Neulich ist in der Straße meiner Freundin ein Reiheneckhaus bis auf die Grundmauern abgebrannt. Ich hatte das im Polizeibericht gelesen. Seit ich nur noch selten Zeitung lese und die Verbrechen und Unfälle, die hier passieren, nicht mehr mitbekomme, lese ich fast täglich den Polizeibericht. Andere schauen im Fernsehen Aktenzeichen XY, ich bleibe im kleineren Radius und lese, was hier so passiert. Manchmal sind auch Fahndungsfotos dabei und es könnte ja sein, dass ich jemanden kenne. Außerdem ist es interessant, ob in meiner Wohngegend gerade Wohnungseinbrüche begangen werden, was auch schon vorgekommen ist. Dann bin ich eine Zeit lang besonders aufmerksam und vorsichtig.

Ich hatte also im Polizeibericht gelesen, dass dieses Haus abgebrannt ist, und habe meine Freundin sofort angerufen. Es war tatsächlich nur eine Hausreihe weiter in ihrer direkten Nähe. Sie beschrieb mir den Brand ziemlich genau und mich überkam ein sensationslüsternes Schauern. Das Nachbarhaus war auch ziemlich betroffen, selbst das dritte Haus in der Reihe war durch das Löschwasser schwer beschädigt.

Ich konnte meine Neugierde nicht mehr zähmen und fuhr mit dem Fahrrad zu der Stelle des Unglücks hin. Meine Freundin schimpfte über die Schaulust der Menschen. Wildfremde Leute trampelten abends ohne zu fragen durch ihren Garten, um einen Blick auf das abgebrannte Haus zu ergattern. Andere Zugänge waren gesperrt.. Manche Leute kamen aus 50 km Entfernung, um die Auswirkungen des Brandes zu sehen. Einige wollten auch ganz genau wissen, wer in dem Haus gewohnt hat, ob die Leute Verwandte haben, die sie aufnehmen, wie alt die Leute waren, welchen Beruf sie hatten und so weiter.

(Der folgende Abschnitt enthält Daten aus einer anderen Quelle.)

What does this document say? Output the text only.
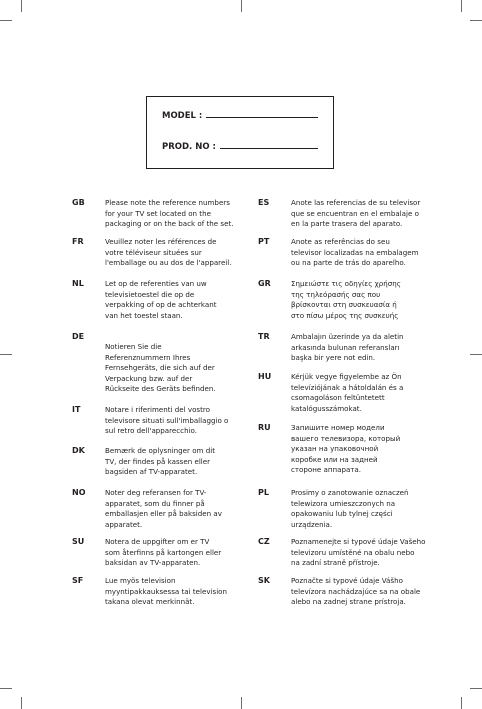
MODEL :
PROD. NO :
GB	Please note the reference numbers
for your TV set located on the
packaging or on the back of the set.
FR	Veuillez noter les références de
votre téléviseur situées sur
l'emballage ou au dos de l'appareil.
NL	Let op de referenties van uw
televisietoestel die op de
verpakking of op de achterkant
van het toestel staan.
DE
Notieren Sie die
Referenznummern Ihres
Fernsehgeräts, die sich auf der
Verpackung bzw. auf der
Rückseite des Geräts befinden.
IT	Notare i riferimenti del vostro
televisore situati sull'imballaggio o
sul retro dell'apparecchio.
DK	Bemærk de oplysninger om dit
TV, der findes på kassen eller
bagsiden af TV-apparatet.
NO	Noter deg referansen for TV-
apparatet, som du finner på
emballasjen eller på baksiden av
apparatet.
SU	Notera de uppgifter om er TV
som återfinns på kartongen eller
baksidan av TV-apparaten.
SF	Lue myös television
myyntipakkauksessa tai television
takana olevat merkinnät.
ES	Anote las referencias de su televisor
que se encuentran en el embalaje o
en la parte trasera del aparato.
PT	Anote as referências do seu
televisor localizadas na embalagem
ou na parte de trás do aparelho.
GR	Σημειώστε τις οδηγίες χρήσης
της τηλεόρασής σας που
βρίσκονται στη συσκευασία ή
στο πίσω μέρος της συσκευής
TR	Ambalajın üzerinde ya da aletin
arkasında bulunan referansları
başka bir yere not edin.
HU	Kérjük vegye figyelembe az Ön
televíziójának a hátoldalán és a
csomagoláson feltüntetett
katalógusszámokat.
RU	Запишите номер модели
вашего телевизора, который
указан на упаковочной
коробке или на задней
стороне аппарата.
PL	Prosimy o zanotowanie oznaczeń
telewizora umieszczonych na
opakowaniu lub tylnej części
urządzenia.
CZ	Poznamenejte si typové údaje Vašeho
televizoru umístěné na obalu nebo
na zadní straně přístroje.
SK	Poznačte si typové údaje Vášho
televízora nachádzajúce sa na obale
alebo na zadnej strane prístroja.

Ich gab zu, dass ich auch sensationslüstern bin, ich aber nie Rettungsarbeiten verhindern würde oder gar in fremde Grundstücke eindringen würde, um einen Blick auf eine Katastrophe zu erhaschen. Meine Freundin bestreitete jede solche Gefühlsregung bei ihr, sie würde nie irgendwohin gehen, wo ein Haus abgebrannt ist. Aber ist das nicht ein instinktiver Drang, dass man wissen möchte, was in der Gegend passiert, damit man beispielsweise durch das Bild eines abgebranntes Hauses und den unangenehmen Geruch gewarnt ist und selber besser aufpasst, dass man alle elektrischen Geräte ausmacht? Braucht man nicht solche realen Bilder als Abschreckung?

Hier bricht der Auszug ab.